Per contro, penso che chi si autopubblica abbia il dovere di dare il massimo. Dovrebbe rivedere e rivedere ancora fino alla nausea quello che propone ai lettori, proprio perché lo fa senza l’intermediazione di un editore. Quando sento persone che si lamentano che le loro case editrici a pagamento non hanno fatto editing mi vengono i brividi. Sei uno scrittore, sei tu che dovevi presentare un libro perfetto, non puoi aspettare che qualcun altro corregga le tue virgole messe a casaccio!Se chi si autopubblica lo fa proponendo un'opera di scarsa qualità, non farà altro che perpetuare il presupposto che l'autopubblicazione è il rifugio di chi non sa scrivere.
2) Se hai scritto un buon testo prima o poi qualcuno ti pubblica: è vero. È vero che se non puoi arrivare ai Grandi Nomi a meno di passare per una raccomandazione o un’agenzia letteraria, puoi però accedere a nomi meno importanti. Ma quanto ne vale la pena?
Autopubblicarsi in questo senso presenta enormi vantaggi, perché permette l’indipendenza, permette di bypassare certe meccaniche editoriali, di non restare vincolati a contratti e di non regalare una enorme fetta dei diritti d’autore, e così via.
Tutto questo a patto di essere disposti ad accollarsi la gestione di una pubblicazione. A patto di non pensare che questo tipo di soluzione possa essere una soluzione facile. A patto di essere consapevoli dei problemi e delle sfide rappresentate dall'autonomia.
Non si deve pensare che siano tutte rose e fiori, questo appare evidente anche a chi non ha mai affrontato una pubblicazione fai da te, come me. Ma quello che è certo è che “aspettare l’occasione giusta” potrebbe non essere un’alternativa migliore rispetto all’autogestione. Lo è solo in un mondo ideale, nel quale l’editore ha una distribuzione degna di questo nome, fa una appropriata promozione, garantisce una buona fetta di diritti, non cerca di sfruttarti e basta. Ma non siamo in un mondo ideale.

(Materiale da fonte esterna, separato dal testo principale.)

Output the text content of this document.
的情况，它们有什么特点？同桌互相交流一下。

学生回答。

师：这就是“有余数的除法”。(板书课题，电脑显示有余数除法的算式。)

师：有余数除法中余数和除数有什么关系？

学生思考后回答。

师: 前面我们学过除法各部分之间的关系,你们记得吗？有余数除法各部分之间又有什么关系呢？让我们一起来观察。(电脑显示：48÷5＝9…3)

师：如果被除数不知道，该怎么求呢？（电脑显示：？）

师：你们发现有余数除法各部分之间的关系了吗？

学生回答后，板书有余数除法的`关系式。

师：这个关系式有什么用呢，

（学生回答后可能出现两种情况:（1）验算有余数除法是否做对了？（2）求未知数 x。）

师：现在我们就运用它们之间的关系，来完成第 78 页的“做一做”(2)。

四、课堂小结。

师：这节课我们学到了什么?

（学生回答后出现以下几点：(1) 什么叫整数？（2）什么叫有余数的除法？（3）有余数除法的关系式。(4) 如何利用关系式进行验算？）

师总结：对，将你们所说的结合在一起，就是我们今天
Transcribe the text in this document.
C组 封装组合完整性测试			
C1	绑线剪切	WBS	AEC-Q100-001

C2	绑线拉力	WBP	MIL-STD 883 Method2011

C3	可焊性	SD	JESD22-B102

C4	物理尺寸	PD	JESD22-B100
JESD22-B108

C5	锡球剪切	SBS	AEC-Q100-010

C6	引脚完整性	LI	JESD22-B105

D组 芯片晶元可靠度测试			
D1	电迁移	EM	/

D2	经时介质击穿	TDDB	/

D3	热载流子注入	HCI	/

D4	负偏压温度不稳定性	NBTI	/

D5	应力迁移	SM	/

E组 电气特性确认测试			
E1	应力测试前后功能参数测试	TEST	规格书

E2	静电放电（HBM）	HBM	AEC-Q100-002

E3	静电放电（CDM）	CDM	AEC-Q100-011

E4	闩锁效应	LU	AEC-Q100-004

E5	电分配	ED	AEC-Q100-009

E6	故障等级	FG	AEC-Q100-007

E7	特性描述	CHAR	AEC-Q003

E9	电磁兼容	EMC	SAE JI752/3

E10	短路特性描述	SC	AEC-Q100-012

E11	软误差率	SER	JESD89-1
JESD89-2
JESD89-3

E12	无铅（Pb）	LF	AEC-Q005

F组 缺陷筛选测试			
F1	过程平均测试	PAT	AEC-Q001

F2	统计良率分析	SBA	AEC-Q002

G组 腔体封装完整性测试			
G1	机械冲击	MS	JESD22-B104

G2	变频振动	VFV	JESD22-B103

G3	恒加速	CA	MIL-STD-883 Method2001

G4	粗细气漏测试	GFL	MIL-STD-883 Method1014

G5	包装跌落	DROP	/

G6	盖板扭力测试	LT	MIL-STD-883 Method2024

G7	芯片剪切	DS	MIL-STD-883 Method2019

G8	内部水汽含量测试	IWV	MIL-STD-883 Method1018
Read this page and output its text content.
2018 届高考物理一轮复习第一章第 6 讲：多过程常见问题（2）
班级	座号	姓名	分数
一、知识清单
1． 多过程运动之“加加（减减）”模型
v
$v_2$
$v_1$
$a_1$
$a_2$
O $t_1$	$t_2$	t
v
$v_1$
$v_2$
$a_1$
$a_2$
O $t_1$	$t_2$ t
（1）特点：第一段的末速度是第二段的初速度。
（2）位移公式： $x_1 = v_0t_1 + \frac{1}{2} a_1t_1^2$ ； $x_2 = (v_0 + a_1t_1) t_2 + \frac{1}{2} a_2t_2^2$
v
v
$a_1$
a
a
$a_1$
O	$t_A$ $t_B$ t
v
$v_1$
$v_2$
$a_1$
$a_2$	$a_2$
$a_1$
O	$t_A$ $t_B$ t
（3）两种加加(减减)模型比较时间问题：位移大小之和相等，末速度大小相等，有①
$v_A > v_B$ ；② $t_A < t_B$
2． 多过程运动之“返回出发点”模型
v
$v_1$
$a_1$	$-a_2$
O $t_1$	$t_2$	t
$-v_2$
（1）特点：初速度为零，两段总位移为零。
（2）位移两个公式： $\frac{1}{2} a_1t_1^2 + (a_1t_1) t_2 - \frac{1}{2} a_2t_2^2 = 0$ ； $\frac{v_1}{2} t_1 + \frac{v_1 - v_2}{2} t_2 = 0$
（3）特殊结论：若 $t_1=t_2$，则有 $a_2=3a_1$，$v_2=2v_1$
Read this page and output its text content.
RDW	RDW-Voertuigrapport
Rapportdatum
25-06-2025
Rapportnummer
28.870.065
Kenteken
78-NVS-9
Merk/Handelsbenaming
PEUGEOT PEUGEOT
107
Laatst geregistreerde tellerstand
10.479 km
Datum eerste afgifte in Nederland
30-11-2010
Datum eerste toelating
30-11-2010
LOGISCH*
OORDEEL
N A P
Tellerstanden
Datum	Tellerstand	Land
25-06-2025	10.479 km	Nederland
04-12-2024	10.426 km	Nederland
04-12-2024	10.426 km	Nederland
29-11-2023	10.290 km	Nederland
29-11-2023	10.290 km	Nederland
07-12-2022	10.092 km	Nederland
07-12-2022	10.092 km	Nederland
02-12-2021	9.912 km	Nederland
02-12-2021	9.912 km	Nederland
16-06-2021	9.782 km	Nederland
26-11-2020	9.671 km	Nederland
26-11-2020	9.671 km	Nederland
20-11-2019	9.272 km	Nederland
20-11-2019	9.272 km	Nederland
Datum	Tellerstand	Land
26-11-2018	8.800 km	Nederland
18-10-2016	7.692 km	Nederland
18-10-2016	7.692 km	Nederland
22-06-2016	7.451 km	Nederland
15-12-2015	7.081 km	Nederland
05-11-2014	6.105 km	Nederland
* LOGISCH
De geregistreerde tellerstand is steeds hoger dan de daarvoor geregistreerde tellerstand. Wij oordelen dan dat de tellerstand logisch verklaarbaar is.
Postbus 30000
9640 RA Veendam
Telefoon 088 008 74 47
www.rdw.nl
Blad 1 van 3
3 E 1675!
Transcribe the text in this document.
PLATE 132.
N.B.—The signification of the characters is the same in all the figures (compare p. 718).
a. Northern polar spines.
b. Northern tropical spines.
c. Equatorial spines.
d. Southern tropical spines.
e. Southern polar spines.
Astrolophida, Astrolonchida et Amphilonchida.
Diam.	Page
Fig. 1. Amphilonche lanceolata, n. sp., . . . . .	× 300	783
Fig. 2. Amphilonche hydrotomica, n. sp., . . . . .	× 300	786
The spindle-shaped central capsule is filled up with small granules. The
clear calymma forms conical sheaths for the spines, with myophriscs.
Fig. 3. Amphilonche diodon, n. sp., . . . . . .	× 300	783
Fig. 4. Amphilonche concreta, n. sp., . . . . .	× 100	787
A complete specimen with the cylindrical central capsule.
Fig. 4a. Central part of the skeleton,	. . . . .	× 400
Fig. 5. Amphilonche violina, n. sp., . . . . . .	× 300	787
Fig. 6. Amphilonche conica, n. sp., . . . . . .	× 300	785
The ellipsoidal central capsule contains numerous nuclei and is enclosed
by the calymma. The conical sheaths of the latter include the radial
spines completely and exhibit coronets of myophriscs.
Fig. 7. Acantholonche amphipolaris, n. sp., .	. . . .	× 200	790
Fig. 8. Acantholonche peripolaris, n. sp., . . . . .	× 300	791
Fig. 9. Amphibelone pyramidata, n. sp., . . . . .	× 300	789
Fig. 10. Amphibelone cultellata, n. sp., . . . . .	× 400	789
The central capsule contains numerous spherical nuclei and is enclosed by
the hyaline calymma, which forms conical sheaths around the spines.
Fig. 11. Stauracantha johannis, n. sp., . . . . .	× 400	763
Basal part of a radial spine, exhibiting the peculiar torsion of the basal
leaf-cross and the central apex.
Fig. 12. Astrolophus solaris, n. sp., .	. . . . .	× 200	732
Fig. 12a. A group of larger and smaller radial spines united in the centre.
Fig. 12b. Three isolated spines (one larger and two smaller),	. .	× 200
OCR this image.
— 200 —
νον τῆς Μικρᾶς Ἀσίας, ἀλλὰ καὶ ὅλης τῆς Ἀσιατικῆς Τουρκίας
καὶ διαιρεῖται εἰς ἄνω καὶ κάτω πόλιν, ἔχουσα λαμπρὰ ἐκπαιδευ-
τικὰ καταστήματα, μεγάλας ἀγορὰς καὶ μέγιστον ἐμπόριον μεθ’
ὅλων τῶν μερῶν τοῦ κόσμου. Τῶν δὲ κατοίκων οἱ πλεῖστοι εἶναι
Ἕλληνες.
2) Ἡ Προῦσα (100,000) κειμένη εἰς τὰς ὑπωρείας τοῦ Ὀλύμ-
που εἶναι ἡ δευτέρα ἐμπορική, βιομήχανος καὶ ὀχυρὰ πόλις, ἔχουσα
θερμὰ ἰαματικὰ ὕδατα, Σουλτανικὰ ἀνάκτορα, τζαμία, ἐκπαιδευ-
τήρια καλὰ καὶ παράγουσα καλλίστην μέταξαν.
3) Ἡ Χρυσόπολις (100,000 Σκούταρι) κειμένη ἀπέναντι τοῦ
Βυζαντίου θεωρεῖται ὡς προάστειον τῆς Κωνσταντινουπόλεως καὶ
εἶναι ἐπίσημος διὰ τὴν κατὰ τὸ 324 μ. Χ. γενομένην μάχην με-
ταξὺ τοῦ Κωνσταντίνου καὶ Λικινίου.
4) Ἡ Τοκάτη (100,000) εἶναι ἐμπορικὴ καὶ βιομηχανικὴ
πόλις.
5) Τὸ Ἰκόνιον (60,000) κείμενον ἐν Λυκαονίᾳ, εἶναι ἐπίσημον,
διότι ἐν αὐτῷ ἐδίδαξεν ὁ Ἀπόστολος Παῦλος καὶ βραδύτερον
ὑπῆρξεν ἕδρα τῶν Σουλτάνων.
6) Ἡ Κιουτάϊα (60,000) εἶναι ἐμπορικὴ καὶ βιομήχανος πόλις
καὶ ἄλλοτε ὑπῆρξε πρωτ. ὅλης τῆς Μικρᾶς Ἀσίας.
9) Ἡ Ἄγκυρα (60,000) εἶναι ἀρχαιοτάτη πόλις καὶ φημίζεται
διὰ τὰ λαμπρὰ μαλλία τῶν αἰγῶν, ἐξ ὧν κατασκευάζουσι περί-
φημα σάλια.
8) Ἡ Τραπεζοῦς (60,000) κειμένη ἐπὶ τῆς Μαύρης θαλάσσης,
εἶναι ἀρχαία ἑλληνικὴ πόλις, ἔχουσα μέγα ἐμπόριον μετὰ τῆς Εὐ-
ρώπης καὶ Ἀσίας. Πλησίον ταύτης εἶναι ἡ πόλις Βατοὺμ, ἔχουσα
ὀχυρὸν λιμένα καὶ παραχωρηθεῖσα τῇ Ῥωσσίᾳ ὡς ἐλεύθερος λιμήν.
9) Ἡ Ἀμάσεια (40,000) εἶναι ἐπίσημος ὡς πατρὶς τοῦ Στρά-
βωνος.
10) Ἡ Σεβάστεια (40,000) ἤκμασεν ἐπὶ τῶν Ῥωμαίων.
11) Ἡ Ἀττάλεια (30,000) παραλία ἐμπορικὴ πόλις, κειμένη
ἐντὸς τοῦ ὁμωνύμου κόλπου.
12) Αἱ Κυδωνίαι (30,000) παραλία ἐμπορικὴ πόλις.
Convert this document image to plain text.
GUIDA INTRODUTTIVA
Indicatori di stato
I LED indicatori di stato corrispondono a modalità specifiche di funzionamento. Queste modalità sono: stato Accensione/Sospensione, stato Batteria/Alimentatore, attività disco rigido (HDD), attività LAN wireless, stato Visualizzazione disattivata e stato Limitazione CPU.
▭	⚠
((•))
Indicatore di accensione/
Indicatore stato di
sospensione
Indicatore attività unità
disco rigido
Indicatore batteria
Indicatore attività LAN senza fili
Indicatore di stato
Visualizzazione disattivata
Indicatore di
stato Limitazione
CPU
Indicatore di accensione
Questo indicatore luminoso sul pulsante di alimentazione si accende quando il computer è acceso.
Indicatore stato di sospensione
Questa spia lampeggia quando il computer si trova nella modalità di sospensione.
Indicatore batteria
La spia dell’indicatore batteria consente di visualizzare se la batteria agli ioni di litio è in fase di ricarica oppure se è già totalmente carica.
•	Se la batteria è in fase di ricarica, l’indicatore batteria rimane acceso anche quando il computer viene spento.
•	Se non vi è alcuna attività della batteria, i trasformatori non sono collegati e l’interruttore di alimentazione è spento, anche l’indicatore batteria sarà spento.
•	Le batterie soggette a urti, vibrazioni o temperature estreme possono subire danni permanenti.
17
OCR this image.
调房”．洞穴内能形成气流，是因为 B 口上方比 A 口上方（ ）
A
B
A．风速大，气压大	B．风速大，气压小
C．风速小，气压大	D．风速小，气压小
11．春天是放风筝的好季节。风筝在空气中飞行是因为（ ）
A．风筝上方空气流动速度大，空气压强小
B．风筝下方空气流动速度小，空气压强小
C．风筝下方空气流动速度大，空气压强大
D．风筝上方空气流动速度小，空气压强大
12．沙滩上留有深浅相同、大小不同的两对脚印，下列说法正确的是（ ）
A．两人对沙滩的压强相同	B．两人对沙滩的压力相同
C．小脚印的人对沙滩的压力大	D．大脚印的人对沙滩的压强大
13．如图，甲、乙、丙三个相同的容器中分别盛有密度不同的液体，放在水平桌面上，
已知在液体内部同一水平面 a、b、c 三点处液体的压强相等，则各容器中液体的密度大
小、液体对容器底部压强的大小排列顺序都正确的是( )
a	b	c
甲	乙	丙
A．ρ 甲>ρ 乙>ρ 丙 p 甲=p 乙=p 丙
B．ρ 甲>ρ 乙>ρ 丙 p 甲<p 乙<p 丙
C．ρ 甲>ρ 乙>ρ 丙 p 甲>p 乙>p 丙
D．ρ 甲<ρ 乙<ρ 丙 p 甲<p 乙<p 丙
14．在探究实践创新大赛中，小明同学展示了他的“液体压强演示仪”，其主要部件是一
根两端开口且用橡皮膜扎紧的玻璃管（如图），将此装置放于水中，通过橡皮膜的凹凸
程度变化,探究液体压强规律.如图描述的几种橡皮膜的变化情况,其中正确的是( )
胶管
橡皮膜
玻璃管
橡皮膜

In conclusione, penso che l’autopubblicazione presenti vantaggi e svantaggi, ma non per questo vada bollata negativamente. È un fenomeno negativo se lo si considera come il rifugio dei disperati, degli scrittori falliti, di chi non sa scrivere, ma vuole a tutti i costi pubblicare. Invece, può essere una buona opportunità per chi vuole svincolarsi da meccanismi editoriali troppo stretti, per chi non vuole fare le ragnatele aspettando che il proprio testo emerga tra la massa enorme dei manoscritti inviati.
E voi cosa ne pensate dell’autopubblicazione? Siete favorevoli o contrari?